Belted Kingfisher Gallery
Megaceryle alcyon
eBird has this description of the Belted Kingfisher: Stocky and large-headed with a shaggy crest. Bill is long, straight, thick, and pointed. Powder blue above with white underparts and blue breast band. Females have additional rusty band across belly. Almost always solitary, perched along edges of streams, lakes, and estuaries. Flies along rivers and shorelines giving loud rattling calls. Hunts for fish by plunging headfirst into the water, either directly from a perch or hovering. All About Birds gives this additional descriptive information for the Belted Kingfisher: With its top-heavy physique, energetic flight, and piercing rattle, the Belted Kingfisher seems to have an air of self-importance as it patrols up and down rivers and shorelines. It nests in burrows along earthen banks and feeds almost entirely on aquatic prey, diving to catch fish and crayfish with its heavy, straight bill. These ragged-crested birds are a powdery blue-gray; males have one blue band across the white breast, while females have a blue and a chestnut band.
I saw my first Belted Kingfisher on my dock on the afternoon of Saturday, October 10, 2020. I watched as the bird dove into the water then returned to my dock. Unfortunately I was unable to get a photograph of this bird. But, on the morning of Monday, October 12, 2020, I was in New Braunfels running errands and I stopped by River Acres Park located at Common Street and the Guadalupe River. I spotted a Belted Kingfisher in flight, and watched as he perched on the bridge for a couple of minutes before taking flight again. The photos are not the best, but I was delighted to get them!

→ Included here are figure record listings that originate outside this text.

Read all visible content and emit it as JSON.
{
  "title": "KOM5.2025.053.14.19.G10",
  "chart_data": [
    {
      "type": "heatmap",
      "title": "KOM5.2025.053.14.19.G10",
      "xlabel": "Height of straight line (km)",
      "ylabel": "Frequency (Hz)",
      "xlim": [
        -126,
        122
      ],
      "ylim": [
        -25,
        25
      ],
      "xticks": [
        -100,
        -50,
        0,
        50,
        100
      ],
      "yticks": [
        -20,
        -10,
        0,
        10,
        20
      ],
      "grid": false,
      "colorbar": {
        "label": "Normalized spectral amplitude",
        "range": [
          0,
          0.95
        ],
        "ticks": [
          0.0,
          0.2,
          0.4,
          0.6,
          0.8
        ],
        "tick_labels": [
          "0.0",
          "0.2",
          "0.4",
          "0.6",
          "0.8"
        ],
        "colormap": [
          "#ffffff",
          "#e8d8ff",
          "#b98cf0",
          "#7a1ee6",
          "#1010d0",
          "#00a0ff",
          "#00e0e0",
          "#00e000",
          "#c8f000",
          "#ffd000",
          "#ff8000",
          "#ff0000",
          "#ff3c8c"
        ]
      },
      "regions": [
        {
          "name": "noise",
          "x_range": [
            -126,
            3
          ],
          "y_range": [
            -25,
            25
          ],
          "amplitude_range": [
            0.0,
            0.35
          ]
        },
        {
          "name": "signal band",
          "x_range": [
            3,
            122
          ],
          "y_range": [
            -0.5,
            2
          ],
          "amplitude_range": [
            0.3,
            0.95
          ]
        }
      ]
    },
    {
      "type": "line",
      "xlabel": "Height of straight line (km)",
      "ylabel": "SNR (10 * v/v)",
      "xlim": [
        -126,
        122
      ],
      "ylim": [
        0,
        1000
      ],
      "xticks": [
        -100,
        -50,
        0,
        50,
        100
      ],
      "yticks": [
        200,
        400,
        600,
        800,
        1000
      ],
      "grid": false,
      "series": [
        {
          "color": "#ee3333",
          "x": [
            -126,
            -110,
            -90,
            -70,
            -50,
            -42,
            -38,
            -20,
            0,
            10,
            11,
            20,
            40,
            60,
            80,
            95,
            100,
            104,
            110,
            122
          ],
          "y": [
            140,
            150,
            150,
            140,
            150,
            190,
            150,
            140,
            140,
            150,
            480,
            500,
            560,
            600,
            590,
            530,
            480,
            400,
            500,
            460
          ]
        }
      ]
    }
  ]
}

On the morning of November 3, 2020, I stopped by River Acres Park in New Braunfels. As I was crossing the Common Street bridge, I spotted a Belted Kingfisher on the rail of the bridge. I parked, but the bird flew before I could get into position to take a picture. I decided to sit by the river and see if patience would pay off. I started scanning the trees on the opposite side of the river and sure enough I spotted the Belted Kingfisher, perched high up on a tree. Here is one of the pictures I took of him in the tree.
Mid-morning Monday, January 16, 2023, I was sitting in my home office and noticed a bird land on the railing of the upper level of my boathouse. I grabbed my binoculars and saw that the bird was a male Belted Kingfisher. I got my camera and watched him fish for about 4 minutes. He would swoop down to the water from my boathouse then fly up to my neighbor’s boathouse located about 65 feet to the south. I managed to get a couple of decent photos of this entertaining fellow!
“Cool Facts” about the Belted Kingfisher from All About Birds:
- The breeding distribution of the Belted Kingfisher is limited in some areas by the availability of suitable nesting sites. Human activity, such as road building and digging gravel pits, has created banks where kingfishers can nest and allowed the expansion of the breeding range.
- The Belted Kingfisher is one of the few bird species in which the female is more brightly colored than the male. Among the nearly 100 species of kingfishers, the sexes often look alike. In some species the male is more colorful, and in others the female is.
- During breeding season the Belted Kingfisher pair defends a territory against other kingfishers. A territory along a stream includes just the streambed and the vegetation along it, and averages 0.6 mile long. The nest burrow is usually in a dirt bank near water. The tunnel slopes upward from the entrance, perhaps to keep water from entering the nest. Tunnel length ranges from 1 to 8 feet.
- As nestlings, Belted Kingfishers have acidic stomachs that help them digest bones, fish scales, and arthropod shells. But by the time they leave the nest, their stomach chemistry apparently changes, and they begin regurgitating pellets which accumulate on the ground around fishing and roosting perches. Scientists can dissect these pellets to learn about the kingfisher’s diet without harming or even observing any wild birds.
- Belted Kingfishers wander widely, sometimes showing up in the Galapagos Islands, Hawaii, the British Isles, the Azores, Iceland, Greenland, and the Netherlands.
- Pleistocene fossils of Belted Kingfishers (to 600,000 years old) have been unearthed in Florida, Virginia, Tennessee, and Texas. The oldest known fossil in the kingfisher genus is 2 million years old, found in Alachua County, Florida.